New York: If your Facebook News Feed is devoid of variety and diverse views, most of the blame lies with you and not with the Facebook algorithm, says a new study by data scientists at Facebook. The researchers analysed the accounts of 10 million users over six months to reach the conclusion that the so-called "echo-chamber" isn't as impermeable as thought to be.
It said that liberals and conservatives are regularly exposed to at least some content that doesn't conform to their political or religious views, adding that almost 29 percent of the stories displayed by Facebook's news feed present views that conflict with an individual's ideology..
"You would think that if there was an echo chamber, you would not be exposed to any conflicting information, but that's not the case here," Eytan Bakshy, a data scientist at Facebook who led the study, was quoted as saying by NYT. The researchers found individuals' choices about which stories to click on had a larger effect than Facebook's filtering mechanism in determining whether people encountered news that conflicted with their professed ideology.

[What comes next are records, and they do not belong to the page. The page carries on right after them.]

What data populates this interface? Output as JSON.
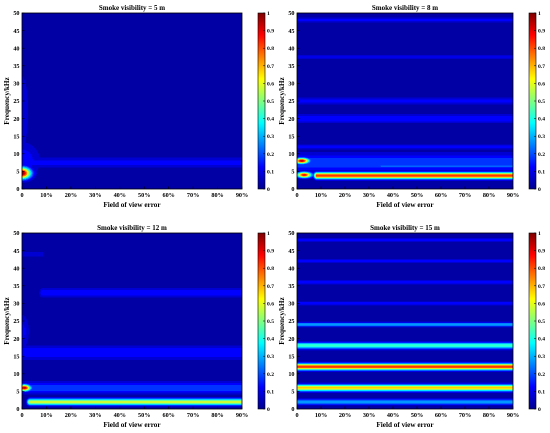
{
  "colormap": {
    "name": "jet",
    "stops": [
      "#00008F",
      "#0000FF",
      "#0080FF",
      "#00FFFF",
      "#80FF80",
      "#FFFF00",
      "#FF8000",
      "#FF0000",
      "#800000"
    ]
  },
  "chart_data": [
    {
      "type": "heatmap",
      "title": "Smoke visibility = 5 m",
      "xlabel": "Field of view error",
      "ylabel": "Frequency/kHz",
      "xticks": [
        "0",
        "10%",
        "20%",
        "30%",
        "40%",
        "50%",
        "60%",
        "70%",
        "80%",
        "90%"
      ],
      "yticks": [
        "0",
        "5",
        "10",
        "15",
        "20",
        "25",
        "30",
        "35",
        "40",
        "45",
        "50"
      ],
      "colorbar_ticks": [
        "0",
        "0.1",
        "0.2",
        "0.3",
        "0.4",
        "0.5",
        "0.6",
        "0.7",
        "0.8",
        "0.9",
        "1"
      ],
      "xlim": [
        0,
        90
      ],
      "ylim": [
        0,
        50
      ],
      "clim": [
        0,
        1
      ],
      "hotspots": [
        {
          "x": 0,
          "y": 4.5,
          "sx": 3.5,
          "sy": 1.6,
          "value": 1.0
        },
        {
          "x": 0,
          "y": 8,
          "sx": 7,
          "sy": 5,
          "value": 0.15
        },
        {
          "x": 0,
          "y": 22,
          "sx": 3,
          "sy": 12,
          "value": 0.1
        }
      ],
      "bands": [
        {
          "y": 7.5,
          "sy": 1.5,
          "value": 0.12,
          "x0": 0,
          "x1": 90
        }
      ]
    },
    {
      "type": "heatmap",
      "title": "Smoke visibility = 8 m",
      "xlabel": "Field of view error",
      "ylabel": "Frequency/kHz",
      "xticks": [
        "0",
        "10%",
        "20%",
        "30%",
        "40%",
        "50%",
        "60%",
        "70%",
        "80%",
        "90%"
      ],
      "yticks": [
        "0",
        "5",
        "10",
        "15",
        "20",
        "25",
        "30",
        "35",
        "40",
        "45",
        "50"
      ],
      "colorbar_ticks": [
        "0",
        "0.1",
        "0.2",
        "0.3",
        "0.4",
        "0.5",
        "0.6",
        "0.7",
        "0.8",
        "0.9",
        "1"
      ],
      "xlim": [
        0,
        90
      ],
      "ylim": [
        0,
        50
      ],
      "clim": [
        0,
        1
      ],
      "hotspots": [
        {
          "x": 2,
          "y": 8,
          "sx": 3,
          "sy": 0.8,
          "value": 0.95
        },
        {
          "x": 3,
          "y": 4,
          "sx": 3,
          "sy": 0.8,
          "value": 0.9
        }
      ],
      "bands": [
        {
          "y": 3.8,
          "sy": 0.9,
          "value": 0.85,
          "x0": 8,
          "x1": 90
        },
        {
          "y": 6.5,
          "sy": 0.7,
          "value": 0.22,
          "x0": 35,
          "x1": 90
        },
        {
          "y": 7.5,
          "sy": 2.5,
          "value": 0.2,
          "x0": 0,
          "x1": 90
        },
        {
          "y": 12,
          "sy": 0.7,
          "value": 0.14,
          "x0": 0,
          "x1": 90
        },
        {
          "y": 20,
          "sy": 1.3,
          "value": 0.14,
          "x0": 0,
          "x1": 90
        },
        {
          "y": 25,
          "sy": 1,
          "value": 0.12,
          "x0": 0,
          "x1": 90
        },
        {
          "y": 37.5,
          "sy": 0.6,
          "value": 0.11,
          "x0": 0,
          "x1": 90
        },
        {
          "y": 48,
          "sy": 0.8,
          "value": 0.12,
          "x0": 0,
          "x1": 90
        }
      ]
    },
    {
      "type": "heatmap",
      "title": "Smoke visibility = 12 m",
      "xlabel": "Field of view error",
      "ylabel": "Frequency/kHz",
      "xticks": [
        "0",
        "10%",
        "20%",
        "30%",
        "40%",
        "50%",
        "60%",
        "70%",
        "80%",
        "90%"
      ],
      "yticks": [
        "0",
        "5",
        "10",
        "15",
        "20",
        "25",
        "30",
        "35",
        "40",
        "45",
        "50"
      ],
      "colorbar_ticks": [
        "0",
        "0.1",
        "0.2",
        "0.3",
        "0.4",
        "0.5",
        "0.6",
        "0.7",
        "0.8",
        "0.9",
        "1"
      ],
      "xlim": [
        0,
        90
      ],
      "ylim": [
        0,
        50
      ],
      "clim": [
        0,
        1
      ],
      "hotspots": [
        {
          "x": 1,
          "y": 6,
          "sx": 2.5,
          "sy": 0.9,
          "value": 0.95
        },
        {
          "x": 0,
          "y": 22,
          "sx": 3,
          "sy": 5,
          "value": 0.12
        }
      ],
      "bands": [
        {
          "y": 2,
          "sy": 0.9,
          "value": 0.6,
          "x0": 3,
          "x1": 90
        },
        {
          "y": 6,
          "sy": 1.6,
          "value": 0.2,
          "x0": 0,
          "x1": 90
        },
        {
          "y": 16,
          "sy": 2,
          "value": 0.15,
          "x0": 0,
          "x1": 90
        },
        {
          "y": 33,
          "sy": 1.3,
          "value": 0.14,
          "x0": 8,
          "x1": 90
        },
        {
          "y": 44,
          "sy": 0.8,
          "value": 0.1,
          "x0": 0,
          "x1": 8
        }
      ]
    },
    {
      "type": "heatmap",
      "title": "Smoke visibility = 15 m",
      "xlabel": "Field of view error",
      "ylabel": "Frequency/kHz",
      "xticks": [
        "0",
        "10%",
        "20%",
        "30%",
        "40%",
        "50%",
        "60%",
        "70%",
        "80%",
        "90%"
      ],
      "yticks": [
        "0",
        "5",
        "10",
        "15",
        "20",
        "25",
        "30",
        "35",
        "40",
        "45",
        "50"
      ],
      "colorbar_ticks": [
        "0",
        "0.1",
        "0.2",
        "0.3",
        "0.4",
        "0.5",
        "0.6",
        "0.7",
        "0.8",
        "0.9",
        "1"
      ],
      "xlim": [
        0,
        90
      ],
      "ylim": [
        0,
        50
      ],
      "clim": [
        0,
        1
      ],
      "hotspots": [],
      "bands": [
        {
          "y": 2,
          "sy": 0.8,
          "value": 0.3,
          "x0": 0,
          "x1": 90
        },
        {
          "y": 6,
          "sy": 0.9,
          "value": 0.7,
          "x0": 0,
          "x1": 90
        },
        {
          "y": 12,
          "sy": 0.9,
          "value": 0.85,
          "x0": 0,
          "x1": 90
        },
        {
          "y": 18,
          "sy": 0.9,
          "value": 0.45,
          "x0": 0,
          "x1": 90
        },
        {
          "y": 24,
          "sy": 0.6,
          "value": 0.3,
          "x0": 0,
          "x1": 90
        },
        {
          "y": 30,
          "sy": 0.6,
          "value": 0.14,
          "x0": 0,
          "x1": 90
        },
        {
          "y": 36,
          "sy": 0.6,
          "value": 0.14,
          "x0": 0,
          "x1": 90
        },
        {
          "y": 42,
          "sy": 0.6,
          "value": 0.13,
          "x0": 0,
          "x1": 90
        },
        {
          "y": 48,
          "sy": 0.6,
          "value": 0.13,
          "x0": 0,
          "x1": 90
        }
      ]
    }
  ]
}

Facebook's algorithm serves users stories based in part on the content they have clicked in the past. The researchers found that people's networks of friends and the stories they see are skewed toward their ideological preferences. But that effect is more limited than the worst case that some theorists had predicted, in which people would see almost no information from the other side.
On average, about 23 percent of users' friends are of an opposing political affiliation, according to the study. However, some observers argued that the Facebook study was flawed because of sampling problems and interpretation issues.
The study appeared in the journal Science.